Pour soutenir que la prescription acquisitive est une fin de non recevoir au sens de l'article 122 du code de procédure civile, l'appelante fait valoir que ces dispositions légales ne font pas de différence entre la prescription exctinctive et la prescription acquisitive et souligne que la possession, si elle a un effet acquisitif, a également un effet extinctif qui la fait entrer dans le champ d'application de l'article 122 du code de procédure civile.
L'intimée objecte que l'ordonnance déférée a tranché une question de fond, le juge de la mise en état s'étant prononcé sur le caractère non utile de la prescription acquisitive, sans toutefois statuer distinctement sur la question de fond et sur la fin de non recevoir, contrairement aux exigences de l'article 790 du code de procédure civile.

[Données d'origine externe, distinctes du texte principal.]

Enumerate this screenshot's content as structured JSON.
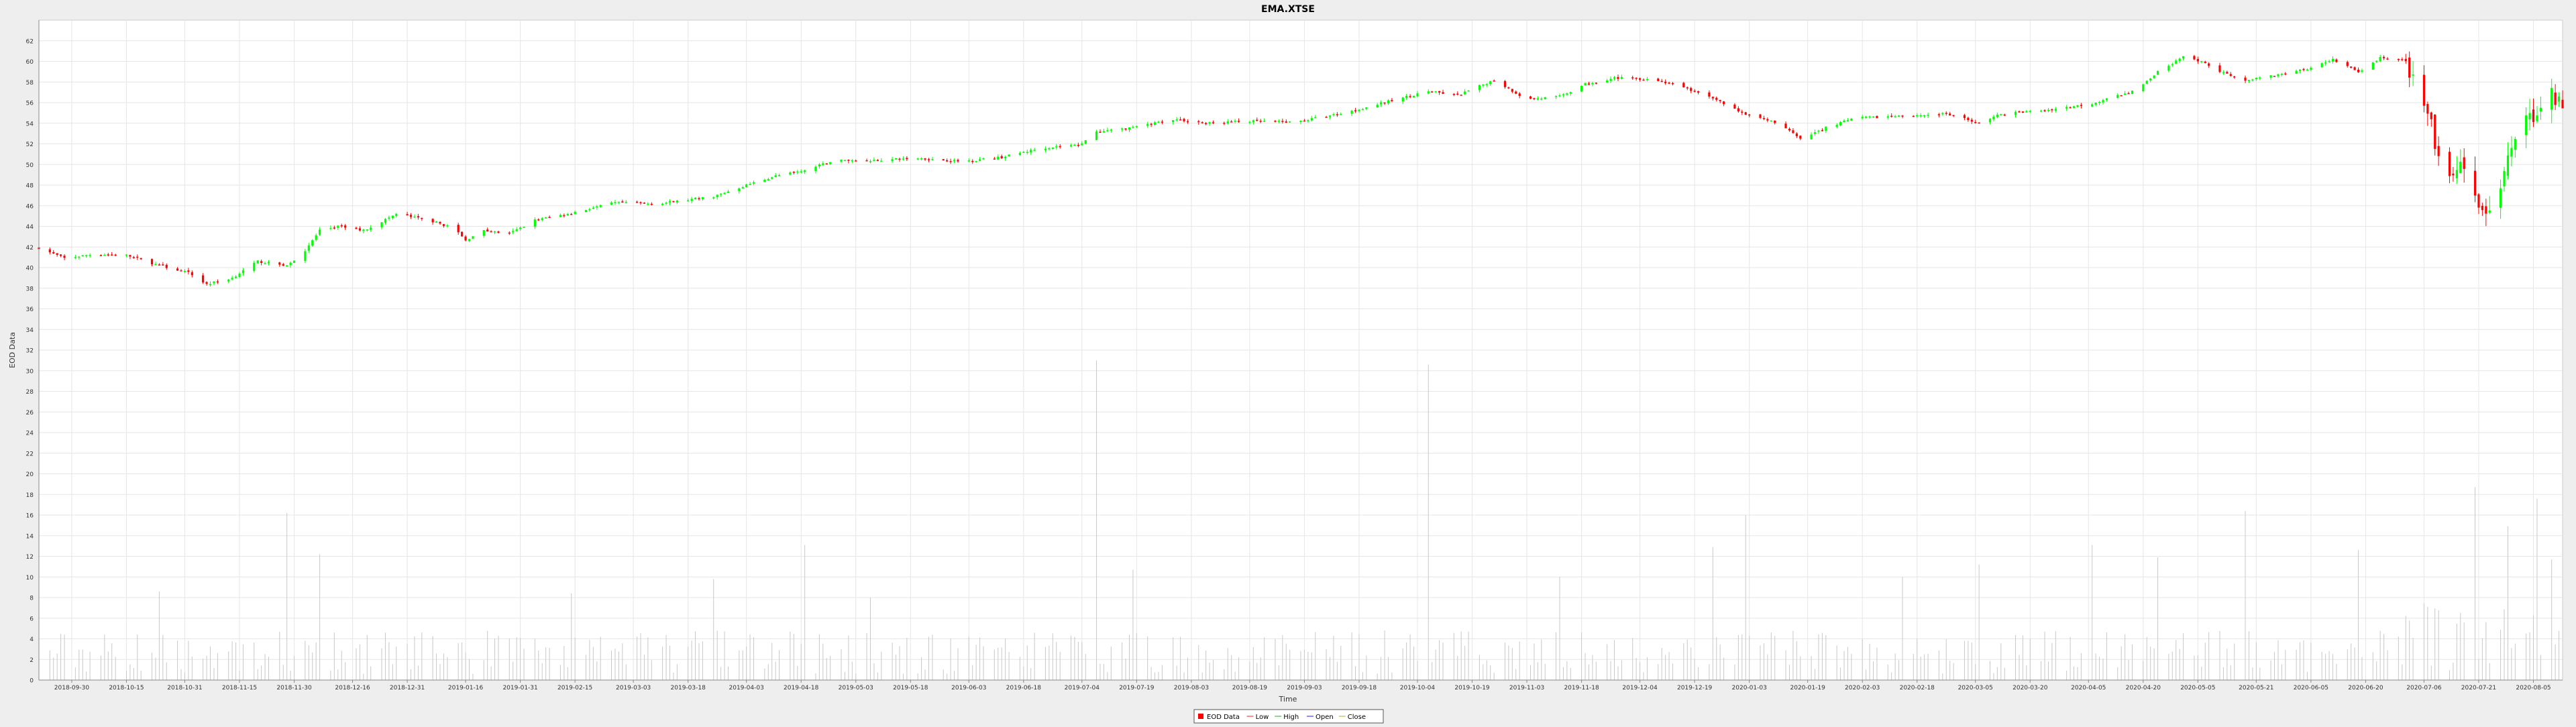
{
  "chart_data": {
    "type": "candlestick",
    "title": "EMA.XTSE",
    "xlabel": "Time",
    "ylabel": "EOD Data",
    "ylim": [
      0,
      64
    ],
    "y_ticks": [
      0,
      2,
      4,
      6,
      8,
      10,
      12,
      14,
      16,
      18,
      20,
      22,
      24,
      26,
      28,
      30,
      32,
      34,
      36,
      38,
      40,
      42,
      44,
      46,
      48,
      50,
      52,
      54,
      56,
      58,
      60,
      62
    ],
    "x_range": [
      "2018-09-21",
      "2020-08-13"
    ],
    "x_ticks": [
      "2018-09-30",
      "2018-10-15",
      "2018-10-31",
      "2018-11-15",
      "2018-11-30",
      "2018-12-16",
      "2018-12-31",
      "2019-01-16",
      "2019-01-31",
      "2019-02-15",
      "2019-03-03",
      "2019-03-18",
      "2019-04-03",
      "2019-04-18",
      "2019-05-03",
      "2019-05-18",
      "2019-06-03",
      "2019-06-18",
      "2019-07-04",
      "2019-07-19",
      "2019-08-03",
      "2019-08-19",
      "2019-09-03",
      "2019-09-18",
      "2019-10-04",
      "2019-10-19",
      "2019-11-03",
      "2019-11-18",
      "2019-12-04",
      "2019-12-19",
      "2020-01-03",
      "2020-01-19",
      "2020-02-03",
      "2020-02-18",
      "2020-03-05",
      "2020-03-20",
      "2020-04-05",
      "2020-04-20",
      "2020-05-05",
      "2020-05-21",
      "2020-06-05",
      "2020-06-20",
      "2020-07-06",
      "2020-07-21",
      "2020-08-05"
    ],
    "close_anchors": [
      [
        "2018-09-21",
        41.9
      ],
      [
        "2018-09-28",
        40.9
      ],
      [
        "2018-10-06",
        41.3
      ],
      [
        "2018-10-15",
        41.2
      ],
      [
        "2018-10-24",
        40.2
      ],
      [
        "2018-11-01",
        39.5
      ],
      [
        "2018-11-06",
        38.4
      ],
      [
        "2018-11-13",
        39.0
      ],
      [
        "2018-11-20",
        40.6
      ],
      [
        "2018-11-28",
        40.2
      ],
      [
        "2018-12-02",
        41.2
      ],
      [
        "2018-12-07",
        43.6
      ],
      [
        "2018-12-12",
        44.0
      ],
      [
        "2018-12-19",
        43.6
      ],
      [
        "2018-12-28",
        45.2
      ],
      [
        "2019-01-06",
        44.6
      ],
      [
        "2019-01-13",
        43.8
      ],
      [
        "2019-01-16",
        42.6
      ],
      [
        "2019-01-20",
        43.6
      ],
      [
        "2019-01-28",
        43.3
      ],
      [
        "2019-02-04",
        44.6
      ],
      [
        "2019-02-14",
        45.3
      ],
      [
        "2019-02-26",
        46.3
      ],
      [
        "2019-03-10",
        46.2
      ],
      [
        "2019-03-25",
        46.9
      ],
      [
        "2019-04-03",
        48.0
      ],
      [
        "2019-04-11",
        48.9
      ],
      [
        "2019-04-19",
        49.4
      ],
      [
        "2019-04-27",
        50.4
      ],
      [
        "2019-05-07",
        50.4
      ],
      [
        "2019-05-20",
        50.6
      ],
      [
        "2019-06-01",
        50.3
      ],
      [
        "2019-06-12",
        50.7
      ],
      [
        "2019-06-23",
        51.6
      ],
      [
        "2019-07-03",
        51.9
      ],
      [
        "2019-07-08",
        53.1
      ],
      [
        "2019-07-18",
        53.6
      ],
      [
        "2019-07-29",
        54.4
      ],
      [
        "2019-08-07",
        54.0
      ],
      [
        "2019-08-18",
        54.2
      ],
      [
        "2019-08-31",
        54.1
      ],
      [
        "2019-09-14",
        55.0
      ],
      [
        "2019-09-28",
        56.3
      ],
      [
        "2019-10-07",
        57.1
      ],
      [
        "2019-10-15",
        56.7
      ],
      [
        "2019-10-25",
        58.2
      ],
      [
        "2019-11-03",
        56.3
      ],
      [
        "2019-11-12",
        56.6
      ],
      [
        "2019-11-19",
        57.8
      ],
      [
        "2019-11-27",
        58.4
      ],
      [
        "2019-12-07",
        58.3
      ],
      [
        "2019-12-15",
        57.6
      ],
      [
        "2019-12-24",
        56.4
      ],
      [
        "2020-01-02",
        54.8
      ],
      [
        "2020-01-12",
        53.9
      ],
      [
        "2020-01-17",
        52.4
      ],
      [
        "2020-01-24",
        53.6
      ],
      [
        "2020-02-01",
        54.5
      ],
      [
        "2020-02-14",
        54.7
      ],
      [
        "2020-02-26",
        54.9
      ],
      [
        "2020-03-06",
        54.0
      ],
      [
        "2020-03-12",
        54.9
      ],
      [
        "2020-03-25",
        55.3
      ],
      [
        "2020-04-06",
        55.9
      ],
      [
        "2020-04-18",
        57.2
      ],
      [
        "2020-04-24",
        59.0
      ],
      [
        "2020-05-01",
        60.4
      ],
      [
        "2020-05-06",
        60.0
      ],
      [
        "2020-05-11",
        59.0
      ],
      [
        "2020-05-18",
        58.2
      ],
      [
        "2020-05-25",
        58.6
      ],
      [
        "2020-06-04",
        59.3
      ],
      [
        "2020-06-11",
        60.2
      ],
      [
        "2020-06-18",
        59.0
      ],
      [
        "2020-06-24",
        60.4
      ],
      [
        "2020-06-30",
        60.2
      ],
      [
        "2020-07-04",
        57.6
      ],
      [
        "2020-07-08",
        53.6
      ],
      [
        "2020-07-12",
        47.6
      ],
      [
        "2020-07-16",
        50.0
      ],
      [
        "2020-07-20",
        46.5
      ],
      [
        "2020-07-25",
        44.6
      ],
      [
        "2020-07-29",
        50.2
      ],
      [
        "2020-08-02",
        53.6
      ],
      [
        "2020-08-06",
        55.3
      ],
      [
        "2020-08-10",
        56.8
      ],
      [
        "2020-08-13",
        56.1
      ]
    ],
    "volume_note": "thin vertical lines near the baseline; most between 0 and 8, spikes up to ~31",
    "volume_spikes": [
      [
        "2018-10-24",
        8.6
      ],
      [
        "2018-11-28",
        16.2
      ],
      [
        "2018-12-07",
        12.2
      ],
      [
        "2019-01-13",
        8.6
      ],
      [
        "2019-02-14",
        8.4
      ],
      [
        "2019-03-25",
        9.8
      ],
      [
        "2019-04-19",
        13.1
      ],
      [
        "2019-05-07",
        8.0
      ],
      [
        "2019-07-08",
        31.0
      ],
      [
        "2019-07-18",
        10.7
      ],
      [
        "2019-08-31",
        13.6
      ],
      [
        "2019-09-28",
        11.2
      ],
      [
        "2019-10-07",
        30.6
      ],
      [
        "2019-11-12",
        10.0
      ],
      [
        "2019-12-07",
        17.7
      ],
      [
        "2019-12-24",
        12.9
      ],
      [
        "2020-01-02",
        16.0
      ],
      [
        "2020-01-12",
        15.0
      ],
      [
        "2020-02-14",
        10.0
      ],
      [
        "2020-03-06",
        11.2
      ],
      [
        "2020-04-06",
        13.1
      ],
      [
        "2020-04-24",
        11.9
      ],
      [
        "2020-05-18",
        16.4
      ],
      [
        "2020-06-18",
        12.6
      ],
      [
        "2020-07-04",
        18.2
      ],
      [
        "2020-07-12",
        15.9
      ],
      [
        "2020-07-20",
        18.7
      ],
      [
        "2020-07-25",
        17.9
      ],
      [
        "2020-07-29",
        14.9
      ],
      [
        "2020-08-06",
        17.6
      ],
      [
        "2020-08-10",
        11.7
      ]
    ],
    "up_color": "#00ff00",
    "down_color": "#ff0000",
    "volume_color": "#c8c8c8",
    "grid": true,
    "legend_position": "bottom-center",
    "legend": [
      "EOD Data",
      "Low",
      "High",
      "Open",
      "Close"
    ]
  },
  "colors": {
    "background": "#eeeeee",
    "plot_background": "#ffffff",
    "gridline": "#e6e6e6",
    "axis": "#888888",
    "text": "#333333"
  }
}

Si l'article 122 du code de procédure civile n'opère pas de distinction entre prescription extinctive et prescription acquisitive, il énonce cependant que le moyen tiré de la prescription doit être tranché sans examen au fond.
Or, pour apprécier si les conditions de la prescription acquisitive énoncées par les articles 2260, 2261 et 2272 du code civil sont réunies, il est nécessaire d'examiner le fond du litige opposant la commune de [Localité 6], qui sollicite la libération d'un chemin rural, à la SCEA de Bourgogne, qui prétend en être devenue propriétaire par voie de prescription acquisitive.
Si la prescription acquisitive a un double effet, acquisitif et extinctif, c'est l'effet acquisitif du droit réel immobilier, qui nécessite un examen au fond du litige, qui entraîne l'extinction du droit réel du propriétaire initial.
Le moyen de défense opposé par l'appelante n'est donc pas une fin de non recevoir mais un moyen de défense au fond, qui ne relève pas des attributions du juge de la mise en état et qui sera dès lors déclaré irrecevable, infirmant sur ce point l'ordonnance entreprise.
L'appelante qui succombe sera condamnée aux dépens de la procédure d'appel.
En revanche, il est équitable de ne pas faire application des dispositions de l'article 700 du code de procédure civile au profit de l'intimée.
PAR CES MOTIFS
La cour,
Infirme l'ordonnance rendue le 9 janvier 2023 par le juge de la mise en état du tribunal judiciaire de Dijon en ce qu'elle a rejeté la fin de non recevoir tirée de la prescription acquisitive soulevée par la SCEA de Bourgogne,
Statuant à nouveau sur ce point,
Déclare irrecevable devant le juge de la mise en état le moyen de défense tiré de la prescription acquisitive,
Confirme l'ordonnance entreprise pour le surplus,
Condamne la SCEA de Bourgogne aux dépens de la procédure d'appel,
Dit n'y avoir lieu à application des dispositions de l'article 700 du code de procédure civile au profit de la commune de [Localité 6] en cause d'appel.